A public holiday and the first clear and windless morning in about two weeks forced me out of doors. Elaine is working on their 'Bird Bouquets' and I decided to see how many species I could twitch in 90 minutes along the normal circle route that I do on Monday mornings when the cleaners are here. Also try for a few pics. To start off with the CAPE SUGARBIRDS in the bottle-brushes that they visit on a daily basis during summer is simply special. I went to the Vermont salt pan first and managed to rack up 40 species in the 30 minutes that I spent there. For the last few weeks I got woken by BLUE CRANES flying over the house and it was really great finding them on the side of the pan. They fly off in a westerly direction at about 07h30 each morning – one must assume that they are beginning to look for breeding spots and this is why they are traveling around.
Blue Cranes in Vermont suburbia
Species that I have not seen at the pan for a while included PIED AVOCET, GREATER FLAMINGO and RED-BILLED TEAL. Besides these most of the water associated species that one would normally expect here were present. The mind boggles at the huge number of GREY HERON nests on the rocks in the pan – there must surely be at least 40 chicks at this point. A YELLOW-BILLED KITE also drifted by causing large-scaled consternation from the EGYPTIAN GEESE, KELP GULLS and particularly BLACKSMITH LAPWINGS that also have chicks at the moment. Certainly not a safe space for a YBK!
I then drove through Vermont to the lookout point along the coast. Here I managed to add good garden birds that included personal favorites such as SOUTHERN BOUBOU, AFRICAN PARADISE- and FISCAL FLYCATCHERS, as well as CAPE ROBIN-CHAT. There was not much happening at the lookout point, except for my first COMMON WHIMBREL here for the season and about 20 CAPE CORMORANTS passing through. This left me on 55 species after 45 minutes.
The big problem trying to bird at Onrus on the 16th of December on a beautiful day like today is that the people are out in force walking their dogs, chatting with all and sundry and the new fad of slim and attractive mothers (sorry some not so slim) running racing prams around the peninsula. There must have been at least 50 crafts in the bay – it is crayfish season and kids and parents were all over the rocks. Silly season. The Onrus caravan park is approaching bursting at the seams levels, but still I could hear BAR-THROATED APALIS, CAPE BATIS, CAPE CANARIES, SOMBRE GREENBULS, KAROO PRINIAS, MALACHITE SUNBIRDS and OLIVE THRUSHES leaving me on 60 species after an hour.

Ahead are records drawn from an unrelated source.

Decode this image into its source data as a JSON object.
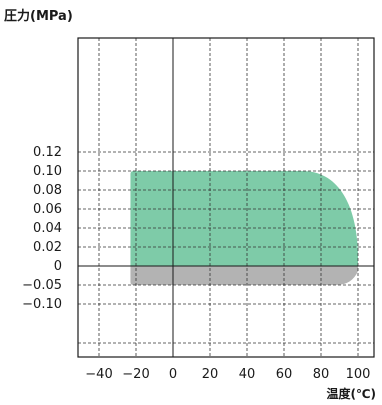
{
  "chart_data": {
    "type": "area",
    "ylabel": "圧力(MPa)",
    "xlabel": "温度(℃)",
    "x_ticks": [
      -40,
      -20,
      0,
      20,
      40,
      60,
      80,
      100
    ],
    "x_tick_labels": [
      "−40",
      "−20",
      "0",
      "20",
      "40",
      "60",
      "80",
      "100"
    ],
    "y_tick_labels": [
      "0.12",
      "0.10",
      "0.08",
      "0.06",
      "0.04",
      "0.02",
      "0",
      "−0.05",
      "−0.10"
    ],
    "y_ticks": [
      0.12,
      0.1,
      0.08,
      0.06,
      0.04,
      0.02,
      0,
      -0.05,
      -0.1
    ],
    "xlim": [
      -50,
      105
    ],
    "y_axis_note": "non-linear: 0.02 steps above 0, 0.05 steps below 0",
    "grid": true,
    "regions": [
      {
        "color": "#7ecba8",
        "x_range": [
          -23,
          100
        ],
        "y_range": [
          0,
          0.1
        ],
        "top_right_rounded_from_x": 70,
        "description": "positive pressure operating range"
      },
      {
        "color": "#b3b3b3",
        "x_range": [
          -23,
          100
        ],
        "y_range": [
          -0.05,
          0
        ],
        "description": "negative pressure operating range"
      }
    ]
  },
  "colors": {
    "green": "#7ecba8",
    "gray": "#b3b3b3",
    "grid": "#333333",
    "axis": "#1a1a1a"
  }
}
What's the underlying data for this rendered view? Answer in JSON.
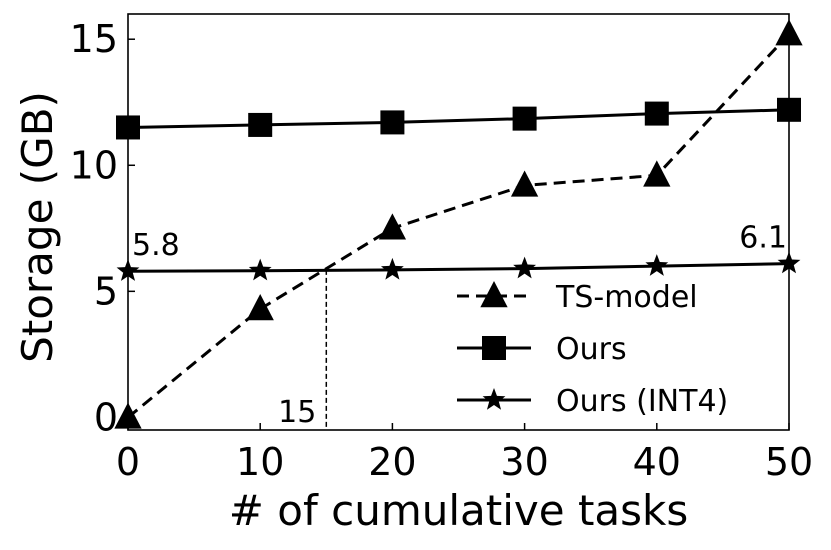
{
  "chart_data": {
    "type": "line",
    "xlabel": "# of cumulative tasks",
    "ylabel": "Storage (GB)",
    "xlim": [
      0,
      50
    ],
    "ylim": [
      -0.5,
      16
    ],
    "xticks": [
      0,
      10,
      20,
      30,
      40,
      50
    ],
    "yticks": [
      0,
      5,
      10,
      15
    ],
    "grid": false,
    "legend_position": "lower-right",
    "x": [
      0,
      10,
      20,
      30,
      40,
      50
    ],
    "series": [
      {
        "name": "TS-model",
        "values": [
          0,
          4.3,
          7.5,
          9.2,
          9.6,
          15.2
        ],
        "marker": "triangle",
        "line": "dashed",
        "color": "#000000"
      },
      {
        "name": "Ours",
        "values": [
          11.5,
          11.6,
          11.7,
          11.85,
          12.05,
          12.2
        ],
        "marker": "square",
        "line": "solid",
        "color": "#000000"
      },
      {
        "name": "Ours (INT4)",
        "values": [
          5.8,
          5.82,
          5.85,
          5.9,
          6.0,
          6.1
        ],
        "marker": "star",
        "line": "solid",
        "color": "#000000"
      }
    ],
    "annotations": [
      {
        "text": "5.8",
        "x": 0,
        "y": 5.8
      },
      {
        "text": "6.1",
        "x": 50,
        "y": 6.1
      },
      {
        "text": "15",
        "x": 15,
        "y": 0
      }
    ],
    "crossover_line": {
      "x": 15,
      "y": 5.85,
      "style": "dashed"
    }
  }
}
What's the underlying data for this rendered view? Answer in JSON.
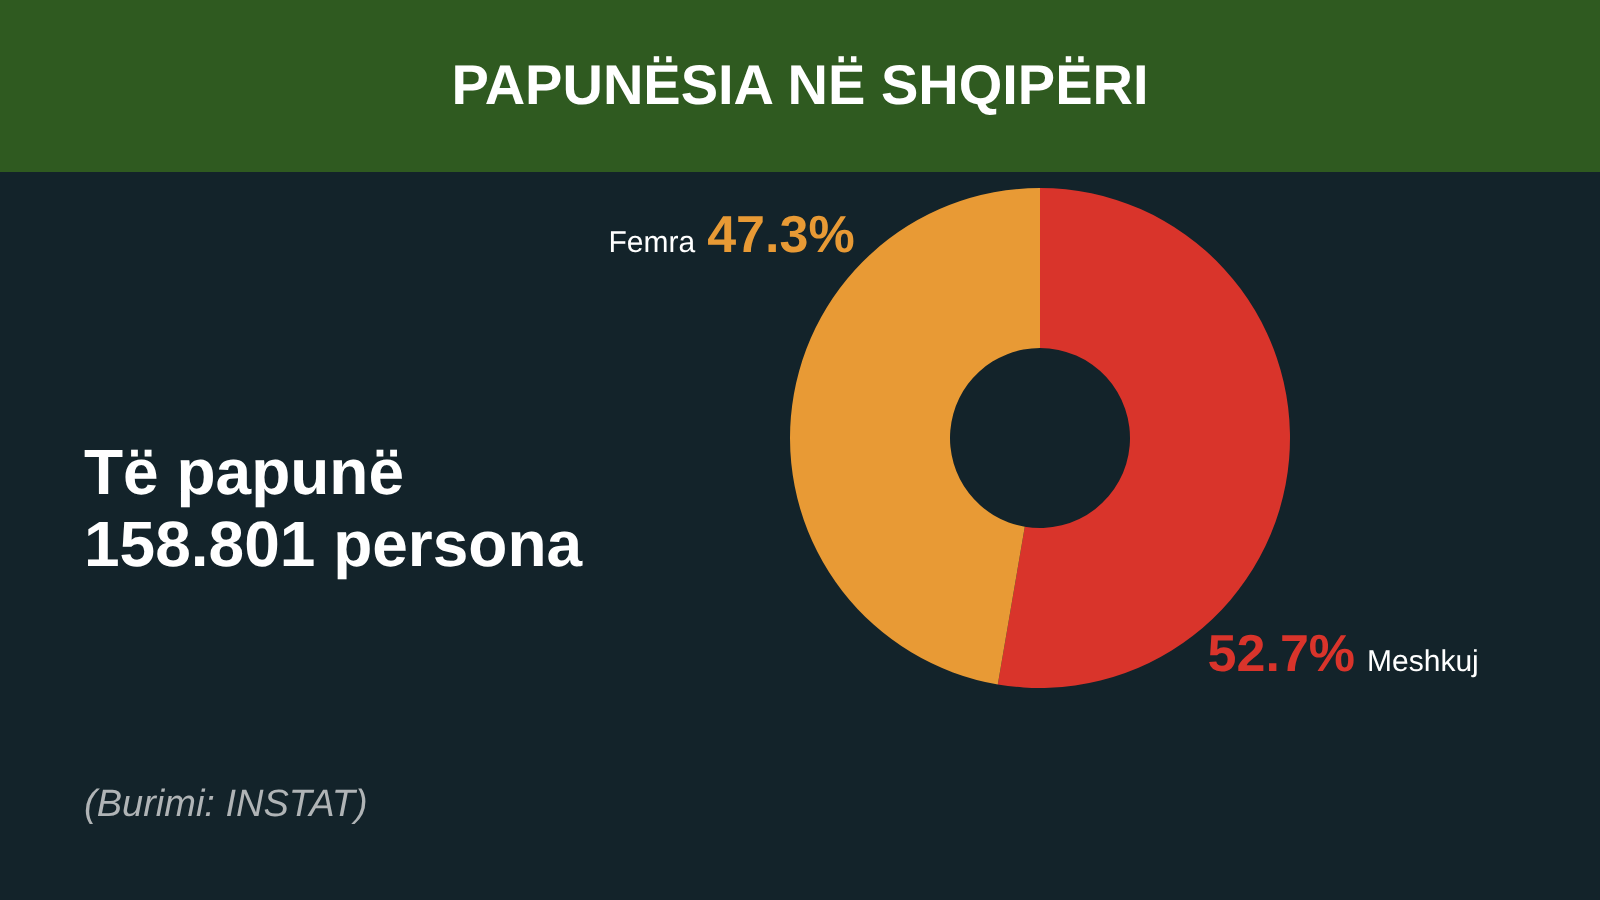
{
  "chart_data": {
    "type": "donut",
    "title": "PAPUNËSIA NË SHQIPËRI",
    "subtitle": "Të papunë\n158.801 persona",
    "categories": [
      "Meshkuj",
      "Femra"
    ],
    "values": [
      52.7,
      47.3
    ],
    "colors": [
      "#d9342b",
      "#e89a35"
    ],
    "value_labels": [
      "52.7%",
      "47.3%"
    ],
    "annotations": [
      "(Burimi: INSTAT)"
    ]
  }
}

The holiday vibe got worse as I approached the beach as Atlantic Drive has already been closed off there, thus not allowing me to check out the Onrus lagoon and losing out on a further 10 or so probables. The tern day roost at Harderbaai had at least 500 birds despite 4X4's, boats and loads of people in very close proximity. There was just to much traffic to check out the roost properly, but I could at least pick COMMON, SANDWICH and SWIFT TERNS. There were also REED- and (surprisingly) two CROWNED CORMORANTS, a LITTLE EGRET, AFRICAN BLACK OYSTERCATCHER and KITTLITZ'S and WHITE-FRONTED PLOVERS in this area. This left me on 77 species after 90 minutes with just under 4 km traveled.
Add to this the fact that I missed out on several species that I would normally expect to find on any given day. These include ROCK DOVE, CATTLE EGRET, AFRICAN HOOPOE, AFRICAN SACRED IBIS, ROCK KESTREL, PIED KINGFISHER and some crows and woodpeckers. It also seems as if the cuckoos have already gone silent. I still maintain that the Onrus/ Vermont area must be seen as one of the top birding destinations in the Overberg. A quick count revealed that I saw 19 southern African endemics and 5 migratory birds this morning. Not to shabby for difficult birding conditions!
(Our local pair of AFRICAN HARRIER-HAWKS just past overhead and a BOKMAKIERIE came to the feeder).
Our list of birds seen along this circular route now stands on 199 species. Quietly waiting for some or other vagrant to pull through this summer.